Kidman e Eckhart interpretam Becca e
Howie Corbett, um casal jovem, bonito e bem-sucedido que vê sua vida
paradisíaca virar de cabeça para baixo com a violenta morte de seu filho,
atropelado por um carro acima do limite da velocidade dirigido pelo adolescente
(Miles Teller). Oito meses depois da tragédia, eles tentam, cada um à sua
maneira, superar seus sentimentos de dor e desespero: Howie acredita que grupos
de apoio podem lhes ajudar e conta com a ajuda da igualmente traumatizada
Gaby (Sandra Oh) para seguir em frente – mas não consegue deixar de “visitar” o
filho em um vídeo gravado em seu celular. Becca, por sua vez, esconde seus
sentimentos e, vez por outra, extravasa sua revolta em discussões com a família
– a mãe, (Dianne Wiest), que também já perdeu um filho, e a irmã, , que acaba
de descobrir-se grávida. Uma reviravolta acontece em sua vida, porém, quando
ela inicia uma hesitante relação de amizade com o jovem Jason (Miles Teller), consumido pela
culpa do acidente – uma relação que irá por em xeque todos os questionamentos
da enlutada mãe e jogá-la em rota de colisão com o marido.
Fugindo do sentimentalismo barato e apostando em diálogos crus e realistas – mas nunca carentes de uma alta dose de emoção – o roteiro de “Reencontrando a felicidade” (um título nacional no mínimo equivocado, haja visto que nenhum personagem chega a reencontrar a tal felicidade) foge magistralmente das limitações de sua origem teatral não apenas por oxigenar a claustrofobia que poderia surgir de uma verborragia excessiva mas também por possibilitar à direção de Mitchell um viés mais cinematográfico em termos visuais. Ainda que o cineasta não ouse narrativa ou formalmente, em nenhum momento seu filme se torna um aborrecido exercício de autocompaixão ou masoquismo. Respeitando a força dos personagens de Lindsay-Abaire, o diretor se deixa conduzir por seus dramas sem nunca escorregar no exagero, contornando até mesmo os momentos mais tensos com uma sensibilidade que lembra o cinema europeu, avesso à qualquer tipo de pieguice.

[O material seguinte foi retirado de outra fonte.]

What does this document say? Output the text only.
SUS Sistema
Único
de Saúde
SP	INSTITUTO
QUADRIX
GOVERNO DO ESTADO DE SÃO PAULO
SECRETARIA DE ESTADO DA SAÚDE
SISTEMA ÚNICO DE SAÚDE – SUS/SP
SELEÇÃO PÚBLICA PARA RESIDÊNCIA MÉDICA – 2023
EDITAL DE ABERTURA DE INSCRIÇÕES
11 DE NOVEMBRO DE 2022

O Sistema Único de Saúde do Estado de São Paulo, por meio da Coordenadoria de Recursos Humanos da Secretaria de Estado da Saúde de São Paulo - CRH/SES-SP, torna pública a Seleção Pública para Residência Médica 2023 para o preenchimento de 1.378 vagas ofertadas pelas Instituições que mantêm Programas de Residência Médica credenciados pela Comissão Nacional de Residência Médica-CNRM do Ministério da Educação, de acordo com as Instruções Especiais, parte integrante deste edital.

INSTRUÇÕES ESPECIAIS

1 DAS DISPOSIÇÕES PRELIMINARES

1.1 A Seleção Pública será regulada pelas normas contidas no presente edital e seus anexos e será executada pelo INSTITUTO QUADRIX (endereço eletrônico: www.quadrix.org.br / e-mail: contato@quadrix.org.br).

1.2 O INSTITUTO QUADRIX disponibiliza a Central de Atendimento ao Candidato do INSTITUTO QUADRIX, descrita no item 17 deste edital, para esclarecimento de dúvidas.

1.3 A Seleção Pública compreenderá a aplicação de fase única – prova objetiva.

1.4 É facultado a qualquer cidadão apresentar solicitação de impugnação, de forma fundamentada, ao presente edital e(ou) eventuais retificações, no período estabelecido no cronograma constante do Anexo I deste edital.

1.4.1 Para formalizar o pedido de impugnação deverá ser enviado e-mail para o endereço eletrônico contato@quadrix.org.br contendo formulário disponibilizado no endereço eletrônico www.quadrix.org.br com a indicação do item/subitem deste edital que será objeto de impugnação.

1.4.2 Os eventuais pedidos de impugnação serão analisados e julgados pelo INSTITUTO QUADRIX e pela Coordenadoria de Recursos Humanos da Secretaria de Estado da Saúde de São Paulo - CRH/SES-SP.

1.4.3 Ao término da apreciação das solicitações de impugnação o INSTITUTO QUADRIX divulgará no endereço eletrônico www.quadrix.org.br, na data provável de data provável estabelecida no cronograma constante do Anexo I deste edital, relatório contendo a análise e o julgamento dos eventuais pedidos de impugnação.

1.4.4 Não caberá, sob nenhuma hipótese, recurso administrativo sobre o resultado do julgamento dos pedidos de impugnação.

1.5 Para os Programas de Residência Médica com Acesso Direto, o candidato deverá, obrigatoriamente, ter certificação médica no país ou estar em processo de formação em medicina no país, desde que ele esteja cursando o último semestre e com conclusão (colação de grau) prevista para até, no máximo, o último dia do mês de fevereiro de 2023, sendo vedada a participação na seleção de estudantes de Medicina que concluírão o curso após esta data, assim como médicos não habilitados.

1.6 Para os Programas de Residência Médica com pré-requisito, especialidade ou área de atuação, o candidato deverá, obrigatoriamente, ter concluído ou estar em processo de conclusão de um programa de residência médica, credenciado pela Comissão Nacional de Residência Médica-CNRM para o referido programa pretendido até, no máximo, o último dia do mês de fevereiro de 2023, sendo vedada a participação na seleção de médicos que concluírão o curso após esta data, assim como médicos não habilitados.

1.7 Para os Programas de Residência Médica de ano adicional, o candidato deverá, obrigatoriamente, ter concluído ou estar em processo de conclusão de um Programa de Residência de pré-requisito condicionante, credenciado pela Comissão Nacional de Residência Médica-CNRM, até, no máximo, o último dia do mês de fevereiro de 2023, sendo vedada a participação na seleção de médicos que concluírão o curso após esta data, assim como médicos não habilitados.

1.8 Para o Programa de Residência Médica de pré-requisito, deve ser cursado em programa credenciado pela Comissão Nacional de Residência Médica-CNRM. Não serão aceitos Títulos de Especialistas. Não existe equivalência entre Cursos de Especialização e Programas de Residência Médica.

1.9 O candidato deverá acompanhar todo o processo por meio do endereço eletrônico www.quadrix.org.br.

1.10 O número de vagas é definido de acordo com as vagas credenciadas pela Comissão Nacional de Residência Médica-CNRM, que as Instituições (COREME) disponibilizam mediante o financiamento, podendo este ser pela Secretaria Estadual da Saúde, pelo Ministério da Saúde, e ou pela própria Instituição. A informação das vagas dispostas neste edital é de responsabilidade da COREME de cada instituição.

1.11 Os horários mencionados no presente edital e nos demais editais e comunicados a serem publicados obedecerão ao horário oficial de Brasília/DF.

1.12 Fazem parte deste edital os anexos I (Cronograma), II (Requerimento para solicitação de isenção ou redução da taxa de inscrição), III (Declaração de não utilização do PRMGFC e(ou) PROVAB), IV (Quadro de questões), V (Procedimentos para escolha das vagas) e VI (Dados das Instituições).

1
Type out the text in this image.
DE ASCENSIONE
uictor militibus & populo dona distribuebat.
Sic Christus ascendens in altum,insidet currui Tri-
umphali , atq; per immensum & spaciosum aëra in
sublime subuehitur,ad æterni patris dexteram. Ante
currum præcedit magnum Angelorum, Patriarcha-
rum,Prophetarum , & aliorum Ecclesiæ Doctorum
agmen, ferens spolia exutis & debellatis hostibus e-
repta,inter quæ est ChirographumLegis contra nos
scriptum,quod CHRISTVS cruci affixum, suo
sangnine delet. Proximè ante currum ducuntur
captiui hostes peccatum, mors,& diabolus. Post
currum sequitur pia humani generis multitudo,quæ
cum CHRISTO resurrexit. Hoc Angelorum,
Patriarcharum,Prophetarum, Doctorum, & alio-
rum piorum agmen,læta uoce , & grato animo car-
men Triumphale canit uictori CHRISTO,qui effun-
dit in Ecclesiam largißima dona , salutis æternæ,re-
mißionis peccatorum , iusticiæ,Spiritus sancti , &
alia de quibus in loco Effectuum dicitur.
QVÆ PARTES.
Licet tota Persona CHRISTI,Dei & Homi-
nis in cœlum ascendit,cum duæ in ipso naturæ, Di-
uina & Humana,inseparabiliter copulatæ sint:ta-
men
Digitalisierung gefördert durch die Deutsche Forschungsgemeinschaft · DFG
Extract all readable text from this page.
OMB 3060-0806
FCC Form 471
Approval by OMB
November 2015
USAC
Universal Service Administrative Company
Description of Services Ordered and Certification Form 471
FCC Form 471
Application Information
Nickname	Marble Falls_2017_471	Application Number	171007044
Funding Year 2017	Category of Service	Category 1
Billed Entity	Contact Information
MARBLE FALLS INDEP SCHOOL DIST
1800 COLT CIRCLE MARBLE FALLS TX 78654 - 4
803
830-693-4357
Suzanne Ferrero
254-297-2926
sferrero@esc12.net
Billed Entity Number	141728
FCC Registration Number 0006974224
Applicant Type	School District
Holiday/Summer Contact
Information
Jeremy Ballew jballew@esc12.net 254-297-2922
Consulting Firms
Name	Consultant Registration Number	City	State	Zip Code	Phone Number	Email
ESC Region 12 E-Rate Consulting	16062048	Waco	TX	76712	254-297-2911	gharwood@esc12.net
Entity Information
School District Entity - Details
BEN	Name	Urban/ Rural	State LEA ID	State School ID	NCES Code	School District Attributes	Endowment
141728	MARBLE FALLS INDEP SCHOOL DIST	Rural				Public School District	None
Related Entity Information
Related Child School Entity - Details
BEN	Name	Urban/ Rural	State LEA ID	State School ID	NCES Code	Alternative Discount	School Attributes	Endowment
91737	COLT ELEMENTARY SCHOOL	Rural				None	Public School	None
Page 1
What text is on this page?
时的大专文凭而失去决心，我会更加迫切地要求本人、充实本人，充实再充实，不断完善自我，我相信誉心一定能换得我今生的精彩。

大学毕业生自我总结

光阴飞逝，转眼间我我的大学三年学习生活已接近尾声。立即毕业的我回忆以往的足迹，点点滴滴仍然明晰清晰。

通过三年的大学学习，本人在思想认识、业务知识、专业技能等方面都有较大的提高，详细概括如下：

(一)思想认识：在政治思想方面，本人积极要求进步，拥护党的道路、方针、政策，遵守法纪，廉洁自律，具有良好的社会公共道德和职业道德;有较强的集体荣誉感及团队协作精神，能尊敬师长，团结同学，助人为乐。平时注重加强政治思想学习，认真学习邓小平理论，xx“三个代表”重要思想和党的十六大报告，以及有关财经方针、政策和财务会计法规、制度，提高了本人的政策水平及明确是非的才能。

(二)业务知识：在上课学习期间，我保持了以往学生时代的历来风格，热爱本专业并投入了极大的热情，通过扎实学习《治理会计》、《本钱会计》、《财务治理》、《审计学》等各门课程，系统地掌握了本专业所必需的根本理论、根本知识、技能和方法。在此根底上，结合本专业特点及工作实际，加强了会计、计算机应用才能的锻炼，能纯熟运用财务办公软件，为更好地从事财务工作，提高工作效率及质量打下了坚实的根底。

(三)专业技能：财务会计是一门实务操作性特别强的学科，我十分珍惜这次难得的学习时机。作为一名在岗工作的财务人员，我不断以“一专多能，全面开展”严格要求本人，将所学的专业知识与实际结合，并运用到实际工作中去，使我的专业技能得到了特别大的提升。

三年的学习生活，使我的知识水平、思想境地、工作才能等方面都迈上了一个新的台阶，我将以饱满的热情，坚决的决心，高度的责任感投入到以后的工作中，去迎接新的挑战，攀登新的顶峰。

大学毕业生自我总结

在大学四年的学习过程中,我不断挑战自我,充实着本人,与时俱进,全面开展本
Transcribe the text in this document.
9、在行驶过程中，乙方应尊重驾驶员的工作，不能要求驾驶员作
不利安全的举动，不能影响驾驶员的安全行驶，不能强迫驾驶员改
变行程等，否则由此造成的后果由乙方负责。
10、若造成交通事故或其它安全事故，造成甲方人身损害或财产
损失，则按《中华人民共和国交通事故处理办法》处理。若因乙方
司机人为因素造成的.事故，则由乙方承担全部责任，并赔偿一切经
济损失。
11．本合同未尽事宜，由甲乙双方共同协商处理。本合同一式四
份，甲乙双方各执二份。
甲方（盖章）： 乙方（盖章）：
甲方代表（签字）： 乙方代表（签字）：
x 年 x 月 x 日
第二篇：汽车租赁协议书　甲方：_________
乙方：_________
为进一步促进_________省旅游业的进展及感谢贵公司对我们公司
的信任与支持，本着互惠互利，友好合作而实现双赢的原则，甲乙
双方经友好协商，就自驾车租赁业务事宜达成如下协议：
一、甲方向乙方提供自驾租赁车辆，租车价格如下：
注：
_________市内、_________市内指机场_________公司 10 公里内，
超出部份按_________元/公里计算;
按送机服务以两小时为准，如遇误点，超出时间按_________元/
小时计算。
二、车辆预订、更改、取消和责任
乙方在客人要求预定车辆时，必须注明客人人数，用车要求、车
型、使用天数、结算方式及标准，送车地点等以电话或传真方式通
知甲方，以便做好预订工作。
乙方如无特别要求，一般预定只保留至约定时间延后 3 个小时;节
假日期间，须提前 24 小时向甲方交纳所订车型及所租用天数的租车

Os embates entre Kidman e Eckhart, por exemplo, fogem do tradicional esquema lacrimoso dos filmes do gênero, oferecendo a ambos a chance de exercitar suas maiores qualidades.
Eckhart – que já demonstrou talento
para o cinismo desbragado em “Na companhia de homens” (97) e “Obrigado por
fumar” (06) – tem um desempenho acima da média, transmitindo todo o turbilhão
de sentimentos de seu personagem com uma potência dramática ainda não explorada
por Hollywood. Enquanto isso, Kidman volta à sua melhor forma – esquecida
diante de uma série de filmes bem aquém de seu talento – com uma personagem
que, ao contrário do que se poderia esperar, não se resume a lágrimas e
agressões. O vasto espectro de emoções mostrado por Kidman em pouco menos de 90
minutos justifica sua indicação ao Oscar de melhor atriz – que ela perdeu para
Natalie Portman, por “Cisne negro” – e confirma a capacidade de John Cameron
Mitchell de se reinventar e escapar do gueto artístico em que sua bem-sucedida
estreia poderia lhe aprisionar. Contando ainda com atuações preciosas de Dianne
Wiest (com pelo menos duas grandes cenas) e do então desconhecido Miles Teller
(que se consagraria em 2015 com o ótimo “Whiplash, em busca da perfeição”),
“Reencontrando a felicidade” é um palco para seus ótimos atores e mais uma
prova de que um bom texto, uma direção competente e emoções verdadeiras são
ingredientes mais do que suficientes para a realização de um belo e comovente drama
familiar.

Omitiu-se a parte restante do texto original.